Whilst that may have been the case in the USA, the divorce law in this country concentrates on bringing fairness into any divorce settlement but fairness does not always equate to equality. Many people fail to take advice before making any hard and fast decisions regarding settlement and a rush to sort matters and save money can often prove to be very costly indeed.

Faced by the cuts to legal aid and higher Court fees – the cost of applying for a divorce increased from £410 to £550 in March 2016 – through to the difficulty in affording to set up two homes, many couples are turning to increasingly desperate measures.

For some, it involves continuing to live together, even when officially separated, or even post-divorce, including so-called ‘bird nesting’ arrangements, where the children stay in the family home and the parents come and go.Others turn to online help or untrained mediators, only to discover later that they may have agreed financial or childcare outcomes that leave them at a significant disadvantage, when professional advice and representation could have reached a fairer outcome.

“The workload of the family lawyer is not reducing” says Stephen Williams, Head of Family at Ashtons Legal. “Dealing with problems arising from self-conducted negotiations, or where negotiations have been managed by an untrained intermediary, is becoming more common.”

“DIY can seem a sensible option when you’re trying to keep the lid on costs and everyone is saying its simple.
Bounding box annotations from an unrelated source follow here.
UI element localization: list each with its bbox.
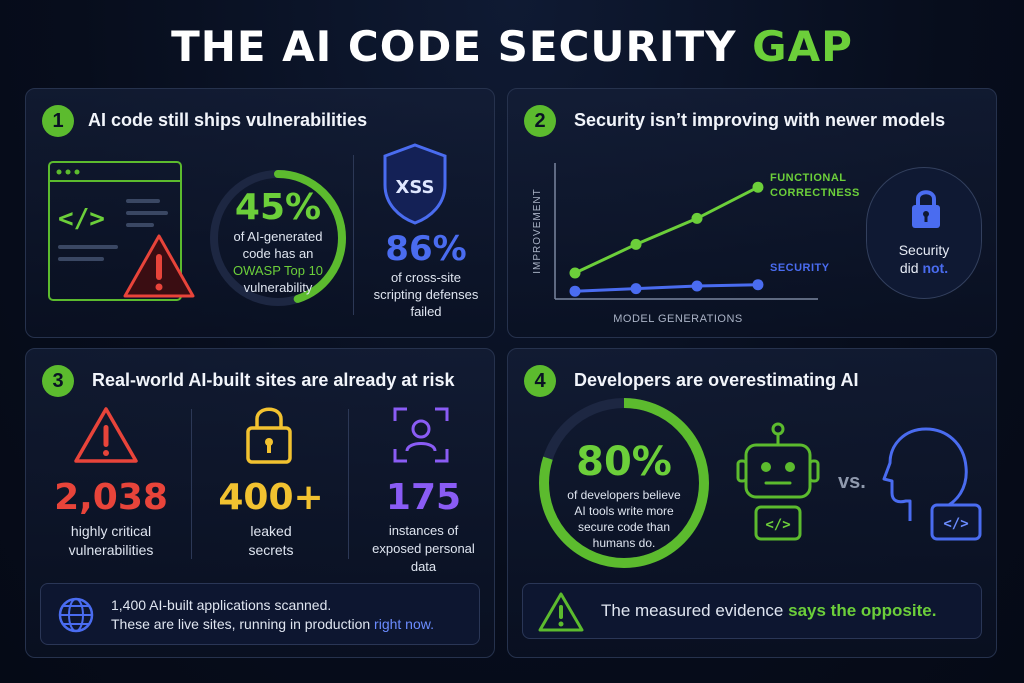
stat-45-line4: vulnerability [243,280,313,295]
callout-not: not. [922,260,949,276]
stat-80-line2: AI tools write more [574,504,674,518]
callout-did: did [899,260,919,276]
robot-icon: </> [736,422,820,541]
scan-summary-line1: 1,400 AI-built applications scanned. [111,597,332,613]
warning-icon [123,234,195,298]
stat-80-line3: secure code than [577,520,671,534]
stat-86-line1: of cross-site [390,270,462,285]
stat-vulns-line2: vulnerabilities [68,542,154,558]
series-label-functional: FUNCTIONAL CORRECTNESS [770,171,860,201]
code-window-icon: </> [48,161,182,301]
stat-45-line2: code has an [242,246,314,261]
panel-security-models: 2 Security isn’t improving with newer mo… [507,88,997,338]
series-label-security: SECURITY [770,262,830,274]
data-point-0-0 [569,267,581,279]
series-label-functional-l2: CORRECTNESS [770,187,860,199]
panel-number: 3 [42,365,74,397]
stat-80-line4: humans do. [592,536,656,550]
stat-86-line3: failed [410,304,442,319]
stat-pii-line3: data [410,559,437,574]
callout-line1: Security [898,242,950,258]
stat-80-line1: of developers believe [567,488,681,502]
stat-80-ring [539,398,709,568]
page-title: THE AI CODE SECURITY GAP [0,22,1024,71]
stat-45-ring [210,170,346,306]
scan-summary-line2: These are live sites, running in product… [111,616,371,632]
data-point-0-3 [752,181,764,193]
panel-real-world-risk: 3 Real-world AI-built sites are already … [25,348,495,658]
user-scan-icon [393,407,449,463]
shield-icon: XSS [383,143,447,225]
lock-icon [246,407,292,464]
stat-45-value: 45% [234,187,322,228]
stat-secrets-line2: secrets [248,542,294,558]
versus-label: vs. [838,471,866,493]
series-line-0 [574,185,759,275]
human-code-tag: </> [943,516,968,532]
scan-summary-box: 1,400 AI-built applications scanned. The… [40,583,480,645]
stat-vulns-value: 2,038 [54,477,168,518]
title-accent: GAP [752,22,853,71]
line-chart: IMPROVEMENT MODEL GENERATIONS [532,163,818,325]
stat-secrets-value: 400+ [218,477,324,518]
panel-number: 2 [524,105,556,137]
y-axis-label: IMPROVEMENT [532,188,543,273]
evidence-box: The measured evidence says the opposite. [522,583,982,639]
panel-title: Developers are overestimating AI [574,370,859,390]
series-line-1 [574,283,759,293]
panel-title: Security isn’t improving with newer mode… [574,110,946,130]
warning-icon [74,407,138,463]
lock-icon [912,190,940,228]
divider [353,155,354,315]
panel-title: Real-world AI-built sites are already at… [92,370,455,390]
stat-pii-line1: instances of [388,523,459,538]
scan-summary-highlight: right now. [374,616,434,632]
panel-developer-overestimation: 4 Developers are overestimating AI 80% o… [507,348,997,658]
stat-pii-line2: exposed personal [372,541,475,556]
shield-label: XSS [396,177,435,198]
stat-86-line2: scripting defenses [373,287,479,302]
security-callout: Security did not. [866,167,982,299]
evidence-highlight: says the opposite. [788,601,937,620]
panel-number: 1 [42,105,74,137]
data-point-0-2 [691,212,703,224]
stat-vulns-line1: highly critical [70,523,152,539]
stat-45-highlight: OWASP Top 10 [232,263,324,278]
divider [348,409,349,559]
stat-pii-value: 175 [385,477,462,518]
panel-number: 4 [524,365,556,397]
series-label-functional-l1: FUNCTIONAL [770,172,847,184]
human-head-icon: </> [882,427,982,541]
robot-code-tag: </> [765,517,790,533]
panel-title: AI code still ships vulnerabilities [88,110,368,130]
data-point-1-1 [630,283,642,295]
data-point-1-2 [691,280,703,292]
warning-icon [538,592,584,632]
stat-86-value: 86% [385,229,467,269]
stat-80-value: 80% [576,439,672,485]
evidence-text: The measured evidence [601,601,784,620]
divider [191,409,192,559]
title-main: THE AI CODE SECURITY [171,22,737,71]
x-axis-label: MODEL GENERATIONS [613,313,743,325]
panel-ai-code-vulnerabilities: 1 AI code still ships vulnerabilities </… [25,88,495,338]
stat-secrets-line1: leaked [250,523,292,539]
globe-icon [58,597,94,633]
data-point-1-3 [752,279,764,291]
stat-45-line1: of AI-generated [233,229,323,244]
data-point-1-0 [569,285,581,297]
svg-text:</>: </> [58,204,105,234]
data-point-0-1 [630,238,642,250]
Whilst it’s true that the application process itself is relatively straightforward, it is only one small part.It is not fool-proof – if you get it wrong it could lead to paperwork being sent back, which could mean additional court fees.”

Stephen adds: “It’s tough sorting things out between the two of you when emotions are running high, but talking things through is the best way and having someone help you with those conversations is a good idea.You should have expert input at some stage in the negotiations, to make sure that what you have agreed is fair and that neither party is pushing the other into a corner.This should be in line with what you could expect as a reasonable outcome if you had gone to court.”

Such encouragement for couples to talk reflects the findings of recent research in the United States.This suggests that couples who share their problems with each other are more likely to overcome difficulties than those who share problems with their friends.Reported in the Journal of Social and Personal Relationships, researchers found that sharing concerns with a friend increased the odds of a break-up by 33%, but talking it out with a partner doubled the chances of them staying together.